Finito il sopralluogo al cantiere, Mezza accompagnò Marco a visitare la città in attesa che arrivasse l’ora di pranzo per andare a mangiare in un ristorante vicino al lago.
Al ristorante, consumarono il pasto a base di pesce. Mezza guardò l’orologio, le lancette segnavano le due.
Alvaro a quell’ora stava per finire il suo turno. Tutto era andato meglio del previsto; a Marco non restava altro che fare ritorno in Calabria e attendere la data prefissata per unirsi in matrimonio con Gladuela.
Arrivati a Como, i due vecchi compagni di mestiere si recarono al bar che era solito frequentare Mezza Cazzuola. Al bancone c’era Gabriella che si dava da fare attorno alla macchina del caffè; la voce di Mezza la destò e la fece voltare; vedendo i due, li accolse con un sorriso.

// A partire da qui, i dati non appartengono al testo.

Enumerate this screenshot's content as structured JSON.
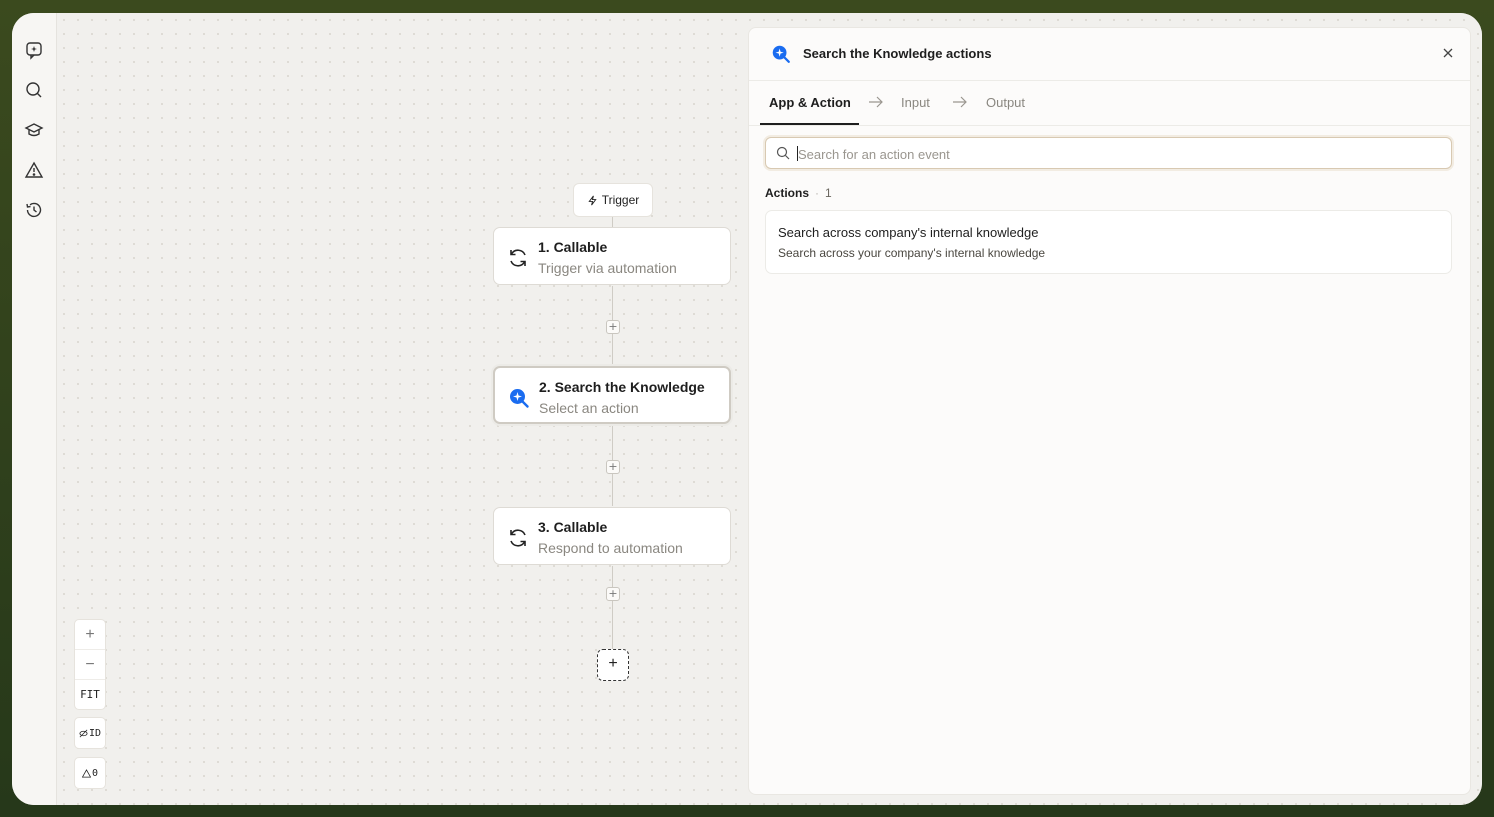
{
  "colors": {
    "accent_blue": "#1a6cf0",
    "frame_bg": "#3b4a1e"
  },
  "rail": {
    "icons": [
      "sparkle-chat-icon",
      "search-icon",
      "graduation-cap-icon",
      "warning-icon",
      "history-icon"
    ]
  },
  "canvas": {
    "trigger_chip": {
      "label": "Trigger"
    },
    "nodes": [
      {
        "title": "1. Callable",
        "subtitle": "Trigger via automation",
        "icon": "refresh-icon"
      },
      {
        "title": "2. Search the Knowledge",
        "subtitle": "Select an action",
        "icon": "knowledge-search-icon"
      },
      {
        "title": "3. Callable",
        "subtitle": "Respond to automation",
        "icon": "refresh-icon"
      }
    ],
    "zoom": {
      "in": "+",
      "out": "−",
      "fit": "FIT"
    },
    "id_toggle": "ID",
    "warnings_count": "0"
  },
  "panel": {
    "title": "Search the Knowledge actions",
    "tabs": [
      "App & Action",
      "Input",
      "Output"
    ],
    "search": {
      "placeholder": "Search for an action event",
      "value": ""
    },
    "actions_label": "Actions",
    "actions_count": "1",
    "actions": [
      {
        "title": "Search across company's internal knowledge",
        "description": "Search across your company's internal knowledge"
      }
    ]
  }
}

«Vi preparo il caffè?» chiese Gabriella.
«No… è meglio se ci prepari due cocktail come li sai fare tu» rispose Mezza.
Marco rimase ammirato dalla professionalità di Gabriella e, rivolgendosi all’amico, disse: «Cosimo… Dio mio hai una fortuna da fare paura. Con Gabriella a gestire il bar della stazione e tu a fare il muratore in poco tempo sarai ricco.»
Gabriella fece cenno alla ragazza che serviva ai tavoli che i cocktail erano pronti. Quando Marco portò il bicchiere alle labbra, attese un attimo per apprezzare il profumo. Appagato l’olfatto, soddisfò il palato, centellinando il cocktail.
Arrivata la sera, si ritrovarono nel salone a guardare la televisione. Lo squillo del citofono annunciò l’arrivo di Alvaro.
Passarono la serata a ricordare i fatti passati del paese; nel frattempo i ricordi furono accompagnati dal buon mangiare e dal vino del vigneto di Marco.
La sera, dai sapori di un tempo, andò via come un impercettibile alito di vento.
Enzo Alvaro, al momento di prendere commiato, promise ai compaesani che sarebbe sceso per le festività natalizie; in quell’occasione li voleva tutte le sere a cena da lui.
Quella notte il sonno di Marco fu terribilmente irregolare in conseguenza del pensiero del rientro.
Alle cinque meno qualche minuto aveva guadagnato la toilette per fare quanto impone la fisiologia del corpo umano. Il suo pensiero era costantemente rivolto a Gladuela: mancavano meno di trenta giorni alla celebrazione del matrimonio.
Stava per finire di fare la toilette, quando sentì la voce di Mezza Cazzuola che lo invitava a prendere il caffè.